Close to the end of his second fellowship, Gibson began applying for faculty positions in the Boston area to continue his scientific career.
But his unique background made him stand out to the leadership at BWH.
“They asked me not to leave,” he says with a smile. “So, I stayed. Moved a few doors down. And started doing the work I continue doing today.”
ChronoStrain: Connecting the Dots Over Time
Studying the human microbiome is expensive. Scientists often spend millions collecting samples and sequencing DNA.
But after all that effort, the data is often analyzed using generic, off-the-shelf software tools that can miss crucial and extremely important information.
“Researchers will conduct a study and spend $25 million to recruit the patient cohort and conduct all the sequencing,” Gibson says. “And then when it comes to the computational side, they’ll just use an off-the-shelf thing. You’re really leaving a lot on the table.”
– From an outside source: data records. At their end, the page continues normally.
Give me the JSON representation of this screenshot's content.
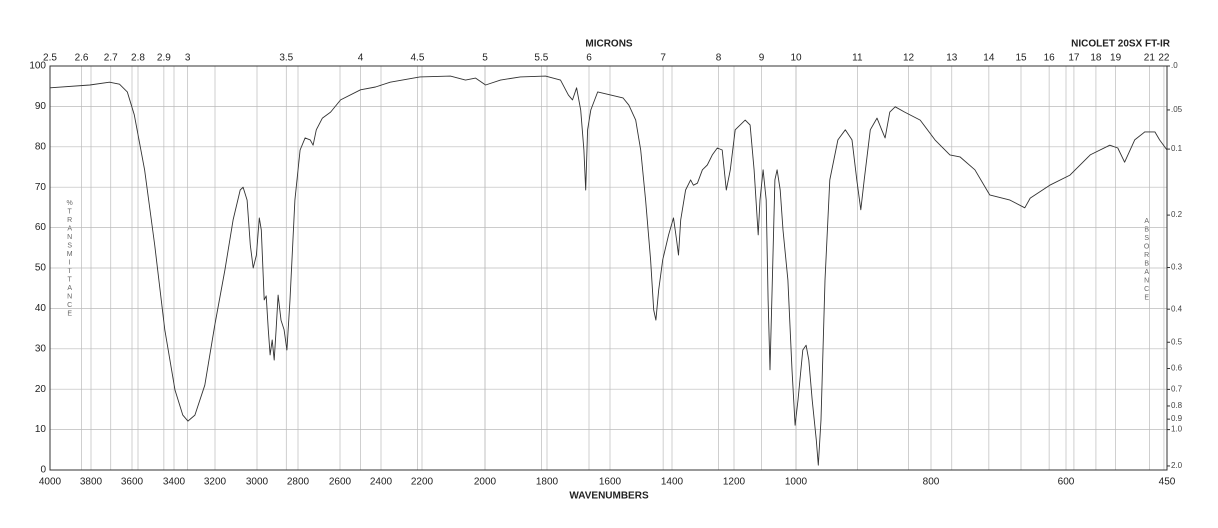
{
  "chart_data": {
    "type": "line",
    "title": "MICRONS",
    "brand": "NICOLET 20SX FT-IR",
    "xlabel": "WAVENUMBERS",
    "ylabel": "%TRANSMITTANCE",
    "y2label": "ABSORBANCE",
    "color": "#333333",
    "grid": true,
    "xlim": [
      4000,
      450
    ],
    "xticks": [
      4000,
      3800,
      3600,
      3400,
      3200,
      3000,
      2800,
      2600,
      2400,
      2200,
      2000,
      1800,
      1600,
      1400,
      1200,
      1000,
      800,
      600,
      450
    ],
    "micron_ticks": [
      2.5,
      2.6,
      2.7,
      2.8,
      2.9,
      3,
      3.5,
      4,
      4.5,
      5,
      5.5,
      6,
      7,
      8,
      9,
      10,
      11,
      12,
      13,
      14,
      15,
      16,
      17,
      18,
      19,
      21,
      22
    ],
    "ylim": [
      0,
      100
    ],
    "yticks": [
      0,
      10,
      20,
      30,
      40,
      50,
      60,
      70,
      80,
      90,
      100
    ],
    "y2lim": [
      0,
      2
    ],
    "y2ticks": [
      {
        "value": 0,
        "label": ".0"
      },
      {
        "value": 0.05,
        "label": ".05"
      },
      0.1,
      0.2,
      0.3,
      0.4,
      0.5,
      0.6,
      0.7,
      0.8,
      0.9,
      {
        "value": 1,
        "label": "1.0"
      },
      {
        "value": 2,
        "label": "2.0"
      }
    ],
    "x": [
      4000,
      3806,
      3710,
      3661,
      3623,
      3589,
      3540,
      3492,
      3444,
      3395,
      3357,
      3332,
      3298,
      3250,
      3201,
      3153,
      3114,
      3080,
      3066,
      3047,
      3032,
      3018,
      3003,
      2989,
      2979,
      2965,
      2955,
      2945,
      2936,
      2926,
      2916,
      2907,
      2897,
      2883,
      2868,
      2854,
      2839,
      2815,
      2790,
      2766,
      2742,
      2728,
      2713,
      2684,
      2645,
      2597,
      2500,
      2427,
      2355,
      2210,
      2110,
      2062,
      2030,
      1998,
      1950,
      1886,
      1805,
      1757,
      1732,
      1719,
      1706,
      1693,
      1683,
      1677,
      1671,
      1661,
      1639,
      1597,
      1558,
      1539,
      1517,
      1501,
      1485,
      1469,
      1459,
      1452,
      1443,
      1430,
      1411,
      1395,
      1385,
      1379,
      1372,
      1356,
      1340,
      1331,
      1318,
      1302,
      1286,
      1270,
      1254,
      1238,
      1225,
      1212,
      1196,
      1164,
      1148,
      1135,
      1122,
      1116,
      1106,
      1096,
      1090,
      1084,
      1077,
      1068,
      1061,
      1051,
      1042,
      1026,
      1013,
      1003,
      997,
      990,
      985,
      981,
      976,
      970,
      967,
      963,
      957,
      950,
      938,
      927,
      917,
      910,
      904,
      899,
      890,
      880,
      873,
      868,
      861,
      853,
      839,
      816,
      794,
      772,
      757,
      735,
      713,
      683,
      661,
      653,
      624,
      594,
      564,
      535,
      523,
      513,
      498,
      483,
      468,
      461,
      450
    ],
    "values": [
      94.6,
      95.3,
      96.0,
      95.5,
      93.6,
      87.9,
      74.3,
      55.7,
      34.7,
      19.8,
      13.6,
      12.1,
      13.6,
      21.0,
      35.9,
      49.5,
      61.9,
      69.3,
      70.0,
      66.8,
      55.7,
      50.0,
      53.2,
      62.4,
      59.4,
      42.1,
      43.1,
      34.7,
      28.5,
      32.2,
      27.2,
      34.7,
      43.3,
      37.1,
      34.7,
      29.7,
      42.1,
      66.8,
      79.2,
      82.2,
      81.7,
      80.4,
      84.2,
      87.1,
      88.6,
      91.6,
      94.1,
      94.8,
      96.0,
      97.3,
      97.5,
      96.5,
      97.0,
      95.3,
      96.5,
      97.3,
      97.5,
      96.5,
      92.8,
      91.6,
      94.6,
      89.1,
      79.2,
      69.3,
      84.2,
      89.1,
      93.6,
      92.8,
      92.1,
      90.3,
      86.6,
      79.2,
      66.8,
      52.0,
      39.6,
      37.1,
      44.6,
      52.0,
      58.2,
      62.4,
      56.9,
      53.2,
      61.9,
      69.3,
      71.8,
      70.5,
      71.0,
      74.3,
      75.5,
      78.0,
      79.7,
      79.2,
      69.3,
      74.3,
      84.2,
      86.6,
      85.4,
      74.3,
      58.2,
      66.8,
      74.3,
      66.8,
      42.1,
      24.8,
      44.6,
      71.8,
      74.3,
      69.3,
      59.4,
      47.0,
      24.8,
      11.1,
      17.3,
      29.7,
      30.9,
      27.2,
      17.3,
      7.4,
      1.2,
      12.4,
      47.0,
      71.8,
      81.7,
      84.2,
      81.7,
      71.8,
      64.4,
      71.8,
      84.2,
      87.1,
      84.2,
      82.2,
      88.6,
      89.9,
      88.6,
      86.6,
      81.7,
      78.0,
      77.5,
      74.3,
      68.1,
      66.8,
      64.9,
      67.3,
      70.5,
      73.0,
      78.0,
      80.4,
      79.7,
      76.2,
      81.7,
      83.7,
      83.7,
      81.7,
      79.2
    ]
  }
}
That’s where Gibson and his research team come in. Instead of relying on standard tools, they build their own tools that are designed to answer specific scientific questions.
One of their newest tools is called ChronoStrain.
How ChronoStrain Works
Imagine trying to put together a puzzle, but instead of having all the pieces at once, you get a few pieces each week.
If you look at each batch of pieces on its own, it’s hard to see the what the finished puzzle will look like.
But if you keep each set of pieces and compare them to each other, you start to notice how they fit together.
ChronoStrain works in a similar way. It looks at DNA from bacteria collected at different times. Because DNA sequencing isn’t perfect, small errors or changes can occur.
Instead of treating each sample as something completely new, ChronoStrain compares them to other samples and asks, “Could these pieces belong to the same puzzle?”
By connecting the pieces over time, ChronoStrain builds a clearer picture of how bacteria grow and change.
This could help scientists and doctors better understand infections and long-term health problems and make smarter decisions about how to treat them.
How ChronoStrain Could Help Patients
ChronoStrain has the potential to make a significant impact on patient care.
For people who suffer from recurring infections such as urinary tract infections (UTIs), it could help detect exactly which bacteria are causing the infection and how those bacterial populations are changing over time.
With that information, doctors can choose more effective treatments, avoid unnecessary antibiotics, and help patients recover more quickly.
In hospitals, ChronoStrain could also be used to track how infections spread between patients or rooms, especially for hard-to-detect bacteria such as C. difficile.
ChronoStrain has also been used to track bacterial strains in infants, helping researchers understand how early-life microbes colonize the gut and whether different strains persist or have turnover.
While the tool is still being applied in ongoing studies, the early insights it has provided are promising.
For Gibson, ChronoStrain is more than just a tool. It represents years of persistence, collaboration, and a commitment to following curiosity across disciplines, even when that meant starting over from the beginning in an unknown field of study.
“That’s the whole story of the paper—it started out as the first thing that I started working on when I was an instructor a long, long time ago, and then has taken a long time, but eventually paid off.” Gibson says.
Sometimes, scientific innovations don’t begin with certainty, but with a question and the motivation to follow it.
In Travis Gibson’s case, it also began with the decision to stay in Boston for love, which, as it turns out, was the right call in more ways than one.
His girlfriend—the nurse from Beth Israel—is now his wife. The children’s drawings on the wall that helped to put me at ease when I arrived? They were made by their first child.